Chavez keeps up South American energy diplomacy
Venezuelan President Hugo Chavez on Wednesday carried pledges of energy investment to Uruguay, the latest stop on his South American tour aimed at bolstering his regional influence.
Chavez, on the second stop of a four-nation swing, said his country may invest in an Uruguayan plant to regasify liquid natural gas from Venezuela. He made a similar proposal this week in Argentina.
The Venezuelan leader has been offering oil or natural gas to energy-hungry South American neighbors, in an effort to counter Washington's influence in the region.
We're talking about a regasification plant here too, another in Argentina, where the three countries could converge, Chavez told reporters in Montevideo.
Uruguay, a largely agricultural-exporting country of 3.3 million people wedged between Argentina and Brazil, imports all of its gas and oil supplies, some of which Venezuela provides at cut-rate prices.
A regasification plant in Uruguay could require a $1 billion investment and generate 10 million cubic meters of natural gas a day, said Daniel Martinez, the head of Uruguayan state energy company ANCAP.
Venezuela on Monday signed an agreement to study construction of a regasification plant on the Atlantic coast of Argentina, which has been weathering an energy crisis.

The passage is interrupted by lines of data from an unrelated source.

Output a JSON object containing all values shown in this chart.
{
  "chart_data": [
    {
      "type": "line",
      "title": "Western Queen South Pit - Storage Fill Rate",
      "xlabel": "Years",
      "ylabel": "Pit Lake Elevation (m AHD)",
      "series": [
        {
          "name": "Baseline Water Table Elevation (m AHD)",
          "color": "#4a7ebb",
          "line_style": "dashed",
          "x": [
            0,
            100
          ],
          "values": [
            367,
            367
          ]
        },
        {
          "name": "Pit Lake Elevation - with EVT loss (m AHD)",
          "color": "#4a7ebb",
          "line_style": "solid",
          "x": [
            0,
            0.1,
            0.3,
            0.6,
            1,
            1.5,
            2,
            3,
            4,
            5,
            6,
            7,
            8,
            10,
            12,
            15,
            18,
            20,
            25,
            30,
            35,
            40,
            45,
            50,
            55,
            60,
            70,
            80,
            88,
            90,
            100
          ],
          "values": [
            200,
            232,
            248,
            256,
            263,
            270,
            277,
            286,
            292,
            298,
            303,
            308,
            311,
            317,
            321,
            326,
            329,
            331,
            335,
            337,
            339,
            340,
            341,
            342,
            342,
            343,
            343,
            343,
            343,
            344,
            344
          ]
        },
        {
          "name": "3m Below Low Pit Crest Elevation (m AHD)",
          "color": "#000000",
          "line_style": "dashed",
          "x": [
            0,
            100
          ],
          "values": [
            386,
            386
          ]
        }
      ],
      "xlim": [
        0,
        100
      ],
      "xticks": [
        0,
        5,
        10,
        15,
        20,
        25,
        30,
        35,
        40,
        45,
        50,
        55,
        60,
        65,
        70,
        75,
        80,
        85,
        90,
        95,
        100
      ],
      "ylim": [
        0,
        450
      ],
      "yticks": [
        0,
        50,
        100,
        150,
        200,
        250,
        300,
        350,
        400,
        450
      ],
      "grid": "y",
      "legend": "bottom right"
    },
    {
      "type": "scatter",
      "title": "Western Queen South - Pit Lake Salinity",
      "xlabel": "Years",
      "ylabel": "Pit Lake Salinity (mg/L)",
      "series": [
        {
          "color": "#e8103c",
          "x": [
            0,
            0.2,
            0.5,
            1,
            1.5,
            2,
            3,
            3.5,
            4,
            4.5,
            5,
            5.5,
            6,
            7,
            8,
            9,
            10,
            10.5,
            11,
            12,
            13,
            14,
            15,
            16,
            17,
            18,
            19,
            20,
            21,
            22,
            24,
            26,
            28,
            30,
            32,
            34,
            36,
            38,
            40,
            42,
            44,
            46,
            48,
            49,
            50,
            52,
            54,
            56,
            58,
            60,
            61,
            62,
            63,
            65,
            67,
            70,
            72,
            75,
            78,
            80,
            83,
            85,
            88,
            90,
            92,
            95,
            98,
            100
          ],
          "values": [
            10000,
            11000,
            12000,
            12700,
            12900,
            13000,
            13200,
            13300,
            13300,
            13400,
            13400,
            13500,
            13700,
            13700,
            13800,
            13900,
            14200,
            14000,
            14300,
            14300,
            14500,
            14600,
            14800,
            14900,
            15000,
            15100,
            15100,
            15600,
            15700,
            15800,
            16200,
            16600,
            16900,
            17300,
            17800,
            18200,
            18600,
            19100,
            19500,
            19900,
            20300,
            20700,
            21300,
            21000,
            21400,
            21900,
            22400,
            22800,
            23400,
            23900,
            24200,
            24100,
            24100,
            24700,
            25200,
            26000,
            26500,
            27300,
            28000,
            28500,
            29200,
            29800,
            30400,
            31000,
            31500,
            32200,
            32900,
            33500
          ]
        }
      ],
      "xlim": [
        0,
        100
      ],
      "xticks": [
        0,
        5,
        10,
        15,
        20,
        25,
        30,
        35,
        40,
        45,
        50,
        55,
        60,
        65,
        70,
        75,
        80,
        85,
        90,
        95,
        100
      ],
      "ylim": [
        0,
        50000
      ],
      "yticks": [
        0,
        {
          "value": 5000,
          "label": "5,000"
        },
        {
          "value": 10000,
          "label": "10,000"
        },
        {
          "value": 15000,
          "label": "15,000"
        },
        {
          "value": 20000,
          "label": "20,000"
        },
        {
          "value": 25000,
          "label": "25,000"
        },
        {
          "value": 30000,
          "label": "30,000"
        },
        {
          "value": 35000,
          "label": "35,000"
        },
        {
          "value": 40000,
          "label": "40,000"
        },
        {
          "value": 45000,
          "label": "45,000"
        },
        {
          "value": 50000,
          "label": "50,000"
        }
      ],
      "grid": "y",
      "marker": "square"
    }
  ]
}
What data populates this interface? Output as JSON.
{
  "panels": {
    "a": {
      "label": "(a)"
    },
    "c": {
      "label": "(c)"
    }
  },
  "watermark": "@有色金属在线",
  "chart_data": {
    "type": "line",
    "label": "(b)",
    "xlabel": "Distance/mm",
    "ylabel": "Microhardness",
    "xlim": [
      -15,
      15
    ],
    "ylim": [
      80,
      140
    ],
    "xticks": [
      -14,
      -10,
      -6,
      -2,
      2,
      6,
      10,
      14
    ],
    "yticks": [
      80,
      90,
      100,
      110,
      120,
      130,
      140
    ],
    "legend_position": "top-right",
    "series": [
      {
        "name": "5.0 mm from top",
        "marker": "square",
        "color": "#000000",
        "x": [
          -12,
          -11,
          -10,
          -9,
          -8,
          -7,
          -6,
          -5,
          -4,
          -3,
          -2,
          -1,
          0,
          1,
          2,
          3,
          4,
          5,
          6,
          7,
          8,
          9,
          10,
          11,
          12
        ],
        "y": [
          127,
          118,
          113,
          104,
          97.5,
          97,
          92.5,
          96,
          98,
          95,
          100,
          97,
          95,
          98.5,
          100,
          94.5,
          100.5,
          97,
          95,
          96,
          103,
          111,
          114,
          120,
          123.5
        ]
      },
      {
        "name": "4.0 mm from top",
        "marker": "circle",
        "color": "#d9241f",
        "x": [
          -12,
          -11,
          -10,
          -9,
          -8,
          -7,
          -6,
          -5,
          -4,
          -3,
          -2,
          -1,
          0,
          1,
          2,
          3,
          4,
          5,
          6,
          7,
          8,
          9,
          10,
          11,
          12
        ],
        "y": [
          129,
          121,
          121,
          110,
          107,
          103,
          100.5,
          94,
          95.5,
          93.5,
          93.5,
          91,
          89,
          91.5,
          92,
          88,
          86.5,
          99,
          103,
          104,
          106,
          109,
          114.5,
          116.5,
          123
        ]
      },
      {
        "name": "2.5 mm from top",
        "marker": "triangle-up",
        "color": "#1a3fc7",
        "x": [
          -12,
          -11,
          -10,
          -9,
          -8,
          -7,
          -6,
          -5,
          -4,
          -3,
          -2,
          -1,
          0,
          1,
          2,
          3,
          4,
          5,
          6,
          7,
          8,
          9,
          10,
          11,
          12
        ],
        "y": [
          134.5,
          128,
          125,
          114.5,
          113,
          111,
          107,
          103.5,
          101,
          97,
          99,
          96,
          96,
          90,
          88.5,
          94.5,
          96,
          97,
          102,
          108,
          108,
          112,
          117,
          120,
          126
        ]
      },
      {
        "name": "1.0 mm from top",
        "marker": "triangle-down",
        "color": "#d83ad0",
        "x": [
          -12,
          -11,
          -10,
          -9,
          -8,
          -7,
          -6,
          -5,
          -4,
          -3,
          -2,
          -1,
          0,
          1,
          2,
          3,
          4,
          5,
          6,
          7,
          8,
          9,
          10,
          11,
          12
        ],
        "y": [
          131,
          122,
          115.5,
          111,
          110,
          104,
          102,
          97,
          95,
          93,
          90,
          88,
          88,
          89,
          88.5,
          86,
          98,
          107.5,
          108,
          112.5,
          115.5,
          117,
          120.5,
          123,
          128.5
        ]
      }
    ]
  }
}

Argentine President Nestor Kirchner, a Chavez ally, has been forced to ration supplies to businesses as annual economic growth of more than 8 percent in the last four years has increased demand.
In Argentina, Chavez also announced Venezuela bought $500 million worth of Argentine debt -- the latest in a string of purchases totaling more than $5 billion in the last two years.
Chavez was scheduled to travel to Ecuador and then on to Bolivia, where Venezuela's state oil company PDVSA plans joint projects with its smaller Bolivian counterpart, YPFB.
Bolivian President Evo Morales said the two countries would launch joint oil and electrical companies this week with an initial investment of at least $670 million.
Chavez said the Argentine and Uruguayan plant proposals were being made since talks on a mammoth gas pipeline running the length of South America had gone on recess.
We had been advancing rapidly in the last two years (on this) and suddenly the meetings ended ... We hope they resume. We are proposing a southern gas line to bring Venezuelan gas through Brazil to Uruguay, Argentina and Paraguay, Chavez said. Venezuela has gas to last 150 years.